Ils avisent un flic du mail et se plantent devant les résultats du tirage du keno dans la vitrine du Las Vegas, chiffres verts enchâssés dans le verre. Quand le flic est passé, Arthur recouvre les chiffres avec un autre soldat mort.

— Certaines des choses que tu dis sont importantes. La tentative de mener des existences collectives là-bas dehors. Anaheim, Fountain Valley, Lancaster – c’est important de se rappeler ça, même si ce sont des tentatives qui ont échoué. Mais la majeure partie de cette utopie fruitière est de la connerie. Ça a toujours été l’agro-business en Californie, les concessions terriennes espagnoles ont été regroupées par convoitise en des domaines si grands qu’ils constituaient le site idéal pour l’agriculture industrielle, dont ça a pratiquement été le début. Dans ces vergers que tu regrettes, la cueillette était faite par des saisonniers qui travaillaient comme des chiens, et qui vivaient comme à la pire époque du Moyen Age.

— J’ai jamais dit le contraire, proteste Jim. Je sais tout ça.

— Alors à quoi rime cette nostalgie ? demande Arthur avec exigence. Est-ce que tu n’es pas simplement en train de regretter de ne pas avoir été l’un de ces propriétaires terriens privilégiés, dans le bon vieux temps ? Merde, à t’entendre, on dirait je-ne-sais-quel Russe blanc à Paris !

— Non, non, dit Jim d’une voix faible. (Ils tapissent d’affiches les portes et les murs de toilettes, s’approchent de la May Company à l’extrémité sud du mail.) Il y a eu quelques tentatives sérieuses de création de coopératives agricoles communautaires, ici. Pas mal d’entre elles concernaient les orangeraies. Il faut se rappeler ça, sinon, leurs efforts auront été vains !

— Leurs efforts ont été vains. (Arthur placarde une affiche.) Nous ferions mieux de nous tirer d’ici, il y a de fortes chances pour que les flics aient vu quelques exemplaires de ceci, maintenant. (II enfonce un doigt raidi dans le bras de Jim.) Leurs efforts ont été vains parce que personne n’a suivi leur exemple. Même ce genre de chose est dérisoire, c’est prêcher pour des sourds, faire des grimaces à des aveugles. Ce qu’il faut, c’est quelque chose de plus actif, un genre de vraie résistance. Tu comprends ?

— Euh, oui, je comprends.

Même si, en fait, Jim n’est pas très sûr de ce qu’Arthur veut dire. Mais il est convaincu qu’Arthur a raison, quoi qu’il veuille dire. Jim est un individu influençable, ses amis n’arrêtent pas de le convaincre d’un tas de choses. Et les arguments d’Arthur ont une force particulière pour lui, parce qu’ils expriment ce que Jim a toujours senti qu’il devrait croire. Il sait mieux que quiconque qu’il manque quelque chose d’essentiel à sa vie, il désire un but plus vaste d’un genre ou d’un autre. Et il adorerait rendre les coups à la culture de masse dans laquelle il se trouve être ; il sait que ça n’a pas toujours été comme ça.

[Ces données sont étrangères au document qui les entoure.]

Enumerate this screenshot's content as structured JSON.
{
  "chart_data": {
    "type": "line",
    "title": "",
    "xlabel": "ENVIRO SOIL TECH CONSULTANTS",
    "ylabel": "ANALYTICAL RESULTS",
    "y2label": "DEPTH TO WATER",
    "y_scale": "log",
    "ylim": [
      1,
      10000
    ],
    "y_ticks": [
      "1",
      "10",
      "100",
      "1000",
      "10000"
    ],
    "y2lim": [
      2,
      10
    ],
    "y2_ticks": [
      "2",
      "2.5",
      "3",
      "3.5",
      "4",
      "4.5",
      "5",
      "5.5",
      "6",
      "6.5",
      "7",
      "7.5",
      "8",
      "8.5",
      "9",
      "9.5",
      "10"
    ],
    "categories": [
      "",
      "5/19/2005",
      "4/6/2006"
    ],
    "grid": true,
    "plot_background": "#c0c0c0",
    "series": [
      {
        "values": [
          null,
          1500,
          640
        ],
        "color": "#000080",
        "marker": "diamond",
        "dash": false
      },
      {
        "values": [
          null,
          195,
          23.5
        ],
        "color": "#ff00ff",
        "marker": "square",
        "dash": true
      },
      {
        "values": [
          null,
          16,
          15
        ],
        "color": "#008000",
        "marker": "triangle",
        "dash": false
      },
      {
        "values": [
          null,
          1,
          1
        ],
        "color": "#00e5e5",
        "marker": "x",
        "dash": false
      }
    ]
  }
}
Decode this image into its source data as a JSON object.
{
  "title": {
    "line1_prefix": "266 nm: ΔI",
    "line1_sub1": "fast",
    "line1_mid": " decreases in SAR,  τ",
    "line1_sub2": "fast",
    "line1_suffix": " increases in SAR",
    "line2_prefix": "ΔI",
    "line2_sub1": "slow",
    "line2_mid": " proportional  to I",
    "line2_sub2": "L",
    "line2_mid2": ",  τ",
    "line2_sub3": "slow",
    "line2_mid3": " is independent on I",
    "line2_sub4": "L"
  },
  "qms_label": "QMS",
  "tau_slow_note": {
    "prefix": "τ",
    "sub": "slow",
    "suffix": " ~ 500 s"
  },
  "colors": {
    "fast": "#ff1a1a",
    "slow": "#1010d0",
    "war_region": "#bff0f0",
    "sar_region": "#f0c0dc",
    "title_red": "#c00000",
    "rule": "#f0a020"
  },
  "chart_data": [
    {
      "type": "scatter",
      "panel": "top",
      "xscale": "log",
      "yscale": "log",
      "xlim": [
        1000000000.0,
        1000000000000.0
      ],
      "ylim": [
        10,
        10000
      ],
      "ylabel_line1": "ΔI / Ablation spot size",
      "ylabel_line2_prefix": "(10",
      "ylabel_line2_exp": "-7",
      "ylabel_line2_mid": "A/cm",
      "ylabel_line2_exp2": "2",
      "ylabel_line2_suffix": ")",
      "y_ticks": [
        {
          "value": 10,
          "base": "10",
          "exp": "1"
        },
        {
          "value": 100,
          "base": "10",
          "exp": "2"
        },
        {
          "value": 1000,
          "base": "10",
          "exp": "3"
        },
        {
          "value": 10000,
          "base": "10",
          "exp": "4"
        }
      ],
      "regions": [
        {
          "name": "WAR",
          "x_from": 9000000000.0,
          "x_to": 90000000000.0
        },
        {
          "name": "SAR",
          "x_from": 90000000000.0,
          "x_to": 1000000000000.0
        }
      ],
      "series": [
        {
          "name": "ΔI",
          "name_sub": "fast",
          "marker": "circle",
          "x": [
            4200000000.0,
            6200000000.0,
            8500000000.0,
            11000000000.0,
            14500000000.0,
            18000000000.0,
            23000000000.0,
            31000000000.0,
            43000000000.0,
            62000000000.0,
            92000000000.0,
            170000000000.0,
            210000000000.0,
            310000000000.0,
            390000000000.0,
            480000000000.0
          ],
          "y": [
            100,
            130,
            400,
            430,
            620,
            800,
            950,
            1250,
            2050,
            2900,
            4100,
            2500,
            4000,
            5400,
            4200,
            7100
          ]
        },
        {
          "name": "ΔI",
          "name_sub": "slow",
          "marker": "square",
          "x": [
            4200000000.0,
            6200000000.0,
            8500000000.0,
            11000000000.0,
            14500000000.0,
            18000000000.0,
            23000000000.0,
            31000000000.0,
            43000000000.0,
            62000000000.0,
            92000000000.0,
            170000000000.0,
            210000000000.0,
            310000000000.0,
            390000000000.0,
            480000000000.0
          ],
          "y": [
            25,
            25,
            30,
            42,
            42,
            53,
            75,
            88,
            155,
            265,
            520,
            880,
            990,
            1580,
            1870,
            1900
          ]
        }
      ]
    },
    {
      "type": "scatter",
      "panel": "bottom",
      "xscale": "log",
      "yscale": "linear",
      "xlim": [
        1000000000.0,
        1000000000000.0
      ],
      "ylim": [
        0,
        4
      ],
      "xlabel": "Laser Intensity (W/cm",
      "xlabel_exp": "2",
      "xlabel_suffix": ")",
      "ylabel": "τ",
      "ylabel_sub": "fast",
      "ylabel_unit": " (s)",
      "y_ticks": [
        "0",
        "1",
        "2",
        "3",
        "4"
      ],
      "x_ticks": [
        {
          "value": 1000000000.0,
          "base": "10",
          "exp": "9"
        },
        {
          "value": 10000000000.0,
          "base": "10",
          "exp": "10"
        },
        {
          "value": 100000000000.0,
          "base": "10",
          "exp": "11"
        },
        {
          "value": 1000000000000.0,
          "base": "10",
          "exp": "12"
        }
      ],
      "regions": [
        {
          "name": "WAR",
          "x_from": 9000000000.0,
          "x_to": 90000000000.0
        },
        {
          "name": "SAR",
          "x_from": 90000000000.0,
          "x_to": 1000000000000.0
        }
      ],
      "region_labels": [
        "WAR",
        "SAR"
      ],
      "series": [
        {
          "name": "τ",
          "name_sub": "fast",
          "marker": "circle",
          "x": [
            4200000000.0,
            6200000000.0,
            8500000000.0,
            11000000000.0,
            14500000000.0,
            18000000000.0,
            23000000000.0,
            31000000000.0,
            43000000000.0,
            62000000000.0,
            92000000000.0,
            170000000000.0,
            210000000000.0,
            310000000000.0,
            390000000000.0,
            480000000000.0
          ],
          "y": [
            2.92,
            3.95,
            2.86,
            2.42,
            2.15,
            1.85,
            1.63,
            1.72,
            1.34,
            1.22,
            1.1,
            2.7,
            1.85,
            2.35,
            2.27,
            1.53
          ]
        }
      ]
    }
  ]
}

— Alors tu veux dire que tu fais quelque chose de plus actif ? demande-t-il.

Arthur lui jette un coup d’œil mystérieux.

— C’est exact. Moi, et les gens avec lesquels je travaille.

— Enfin merde ! s’écrie Jim, irrité par les fins de non-recevoir d’Arthur, sa cachottière vertu. Je veux résister, mais qu’est-ce que je peux faire ? Je veux dire, ça pourrait m’intéresser de t’aider, mais qu’est-ce que je peux en dire si tu te contentes de pérorer ! Qu’est-ce que tu fais ?

Arthur joue de la prunelle, le regarde fixement, longuement.

— Nous sabotons des usines d’armement.